Released: January 2015
On its English publication, the Engelsfors Trilogy drew comparisons to Buffy the Vampire Slayer, but for me it’s more of a mix between Supernatural and Pretty Little Liars – suitably fantastical and filled with horror tropes, but with plenty of teen drama thrown in for good measure.
In The Circle, we’re introduced to seven teenagers who are revealed as the chosen ones, the witches that have been picked to stop the impending apocalypse. In Fire, the girls are learning to cope with and control their newfound magical abilities, while dealing with dating, family drama and that upcoming end-of-the-world stuff, and in The Key, everything reaches a head as the girls prepare for their final showdown against the evil that has been plaguing them.

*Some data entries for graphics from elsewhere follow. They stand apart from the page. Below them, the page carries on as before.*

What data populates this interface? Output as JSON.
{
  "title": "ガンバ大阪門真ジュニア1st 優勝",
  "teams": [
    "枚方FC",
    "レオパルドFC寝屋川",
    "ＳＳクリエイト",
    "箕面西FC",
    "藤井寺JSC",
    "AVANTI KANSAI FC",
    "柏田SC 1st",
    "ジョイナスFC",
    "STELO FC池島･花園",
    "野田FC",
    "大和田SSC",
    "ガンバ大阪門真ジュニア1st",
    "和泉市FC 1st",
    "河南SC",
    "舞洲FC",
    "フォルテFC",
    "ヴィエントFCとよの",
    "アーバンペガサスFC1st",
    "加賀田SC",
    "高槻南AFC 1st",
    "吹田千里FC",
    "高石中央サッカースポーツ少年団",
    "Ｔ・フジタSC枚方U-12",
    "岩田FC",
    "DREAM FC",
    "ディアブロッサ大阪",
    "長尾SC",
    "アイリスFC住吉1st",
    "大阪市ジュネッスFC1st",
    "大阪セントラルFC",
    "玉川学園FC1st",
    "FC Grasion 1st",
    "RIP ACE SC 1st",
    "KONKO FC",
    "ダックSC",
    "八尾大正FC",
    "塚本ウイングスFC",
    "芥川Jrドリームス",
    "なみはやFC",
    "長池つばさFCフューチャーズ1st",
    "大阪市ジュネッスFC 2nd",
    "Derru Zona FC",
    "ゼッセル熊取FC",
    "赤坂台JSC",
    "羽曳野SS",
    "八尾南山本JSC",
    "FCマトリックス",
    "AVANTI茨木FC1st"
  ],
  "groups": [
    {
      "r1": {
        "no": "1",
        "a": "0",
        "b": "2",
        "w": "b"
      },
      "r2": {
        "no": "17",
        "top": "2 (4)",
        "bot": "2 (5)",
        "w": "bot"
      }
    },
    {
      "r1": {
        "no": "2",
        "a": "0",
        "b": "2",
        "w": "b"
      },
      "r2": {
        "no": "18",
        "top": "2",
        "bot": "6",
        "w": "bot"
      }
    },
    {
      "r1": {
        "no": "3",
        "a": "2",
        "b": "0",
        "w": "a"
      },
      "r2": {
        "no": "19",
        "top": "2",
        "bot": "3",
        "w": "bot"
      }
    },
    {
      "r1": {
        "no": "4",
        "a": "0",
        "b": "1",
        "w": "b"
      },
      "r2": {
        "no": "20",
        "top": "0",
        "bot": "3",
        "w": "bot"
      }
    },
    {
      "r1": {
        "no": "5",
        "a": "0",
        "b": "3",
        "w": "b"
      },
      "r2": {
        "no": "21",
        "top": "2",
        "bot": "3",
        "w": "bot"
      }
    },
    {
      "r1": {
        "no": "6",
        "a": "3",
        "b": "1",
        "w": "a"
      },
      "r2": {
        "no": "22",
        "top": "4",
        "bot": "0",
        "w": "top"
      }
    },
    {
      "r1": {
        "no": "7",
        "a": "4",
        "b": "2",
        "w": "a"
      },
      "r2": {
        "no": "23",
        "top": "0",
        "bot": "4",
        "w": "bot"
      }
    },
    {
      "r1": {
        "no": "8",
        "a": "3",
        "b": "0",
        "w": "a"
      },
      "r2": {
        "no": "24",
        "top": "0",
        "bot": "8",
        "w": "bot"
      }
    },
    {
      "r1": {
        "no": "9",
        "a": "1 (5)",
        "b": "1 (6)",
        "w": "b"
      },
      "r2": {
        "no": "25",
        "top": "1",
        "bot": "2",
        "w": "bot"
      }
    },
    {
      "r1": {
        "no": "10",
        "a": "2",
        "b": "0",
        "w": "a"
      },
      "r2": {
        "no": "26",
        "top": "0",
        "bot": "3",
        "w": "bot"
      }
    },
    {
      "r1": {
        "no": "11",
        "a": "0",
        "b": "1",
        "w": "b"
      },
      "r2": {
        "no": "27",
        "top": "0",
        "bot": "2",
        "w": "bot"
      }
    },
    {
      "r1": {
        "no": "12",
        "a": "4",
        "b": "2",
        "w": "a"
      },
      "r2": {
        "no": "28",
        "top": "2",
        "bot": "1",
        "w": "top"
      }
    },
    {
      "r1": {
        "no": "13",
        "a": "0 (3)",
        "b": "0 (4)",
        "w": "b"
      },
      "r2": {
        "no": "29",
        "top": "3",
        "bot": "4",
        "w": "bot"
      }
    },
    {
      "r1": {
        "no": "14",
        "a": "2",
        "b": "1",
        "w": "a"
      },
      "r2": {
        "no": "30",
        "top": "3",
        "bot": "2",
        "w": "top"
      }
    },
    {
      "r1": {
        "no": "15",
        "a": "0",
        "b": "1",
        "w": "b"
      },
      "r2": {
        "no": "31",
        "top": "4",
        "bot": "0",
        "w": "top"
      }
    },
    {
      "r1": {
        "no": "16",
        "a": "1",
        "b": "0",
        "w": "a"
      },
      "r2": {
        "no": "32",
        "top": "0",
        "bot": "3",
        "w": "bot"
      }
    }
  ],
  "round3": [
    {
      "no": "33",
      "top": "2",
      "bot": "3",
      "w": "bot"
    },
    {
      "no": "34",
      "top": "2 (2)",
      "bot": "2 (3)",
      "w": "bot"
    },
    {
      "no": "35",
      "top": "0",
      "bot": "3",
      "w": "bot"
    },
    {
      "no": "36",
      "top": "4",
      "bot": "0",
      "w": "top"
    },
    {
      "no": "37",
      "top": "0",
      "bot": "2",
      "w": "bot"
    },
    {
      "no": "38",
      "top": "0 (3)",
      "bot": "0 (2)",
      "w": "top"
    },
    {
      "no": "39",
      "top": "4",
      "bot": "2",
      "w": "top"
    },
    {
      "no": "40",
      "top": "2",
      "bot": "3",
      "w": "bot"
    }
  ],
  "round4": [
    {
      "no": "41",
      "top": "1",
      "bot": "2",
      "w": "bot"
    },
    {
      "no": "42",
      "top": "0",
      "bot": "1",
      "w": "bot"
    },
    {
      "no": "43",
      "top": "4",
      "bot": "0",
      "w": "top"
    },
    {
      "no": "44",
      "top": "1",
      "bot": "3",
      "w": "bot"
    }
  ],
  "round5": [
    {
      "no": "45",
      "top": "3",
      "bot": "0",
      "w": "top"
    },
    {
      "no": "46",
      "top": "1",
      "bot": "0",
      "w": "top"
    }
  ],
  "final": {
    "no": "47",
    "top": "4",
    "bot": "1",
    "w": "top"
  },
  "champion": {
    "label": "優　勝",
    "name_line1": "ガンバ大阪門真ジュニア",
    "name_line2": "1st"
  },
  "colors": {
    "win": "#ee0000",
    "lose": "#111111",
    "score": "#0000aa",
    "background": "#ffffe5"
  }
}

As the final book in the trilogy, The Key certainly packs the biggest punch – both in terms of plot twists and page count. Clocking in at 864 pages, The Key certainly demands a lot of your time but, luckily, the story is interesting enough to hold your attention. The magical elements come complete with mysteries to solve and secrets to keep but with five girls to follow – not to mention their parents, educators and love interests – this can be a little hard to keep track of, when they’re not playing out entirely as you expect them to.
One of the trilogy’s biggest praise points, however, is its attention to the nitty gritty detail. Beyond the fantastical, the magic and the supernatural, these novels are about growing up and dealing with the trials of being a teenager, including coping with divorce, opening up about your sexuality and surviving high school. Which, of course, is made all the more difficult when you can read minds, turn yourself invisible and control souls.
With The Circle, Mats Strandberg and Sara B. Elfgren wrote an incredibly successful and popular novel in their native Swedish, and it was picked up for publication in over 20 different languages within a year. However, there’s a moment about half way through book two when a character speaks out about the benefits of reading a book in its original language: “Translations do nothing,” he says, “but create barriers between you, the reader, and the author’s real message.” With this comment coming where it does in the trilogy, it’s hard not to read it as the authors’ commentary on their own work, so you can’t help but wonder what exactly it is that they feel has been lost in translation.
There are some faults to the story – multiple character perspectives can get confusing, and there are a lot of moments that just feel unnecessary – but maybe this is a fault of the translation. In any case, these books are an enjoyable read if you’re looking for an easy book that provides a quick break from reality. If the original text promises to be better than the English translation, it may be time to start learning Swedish to get the full impact.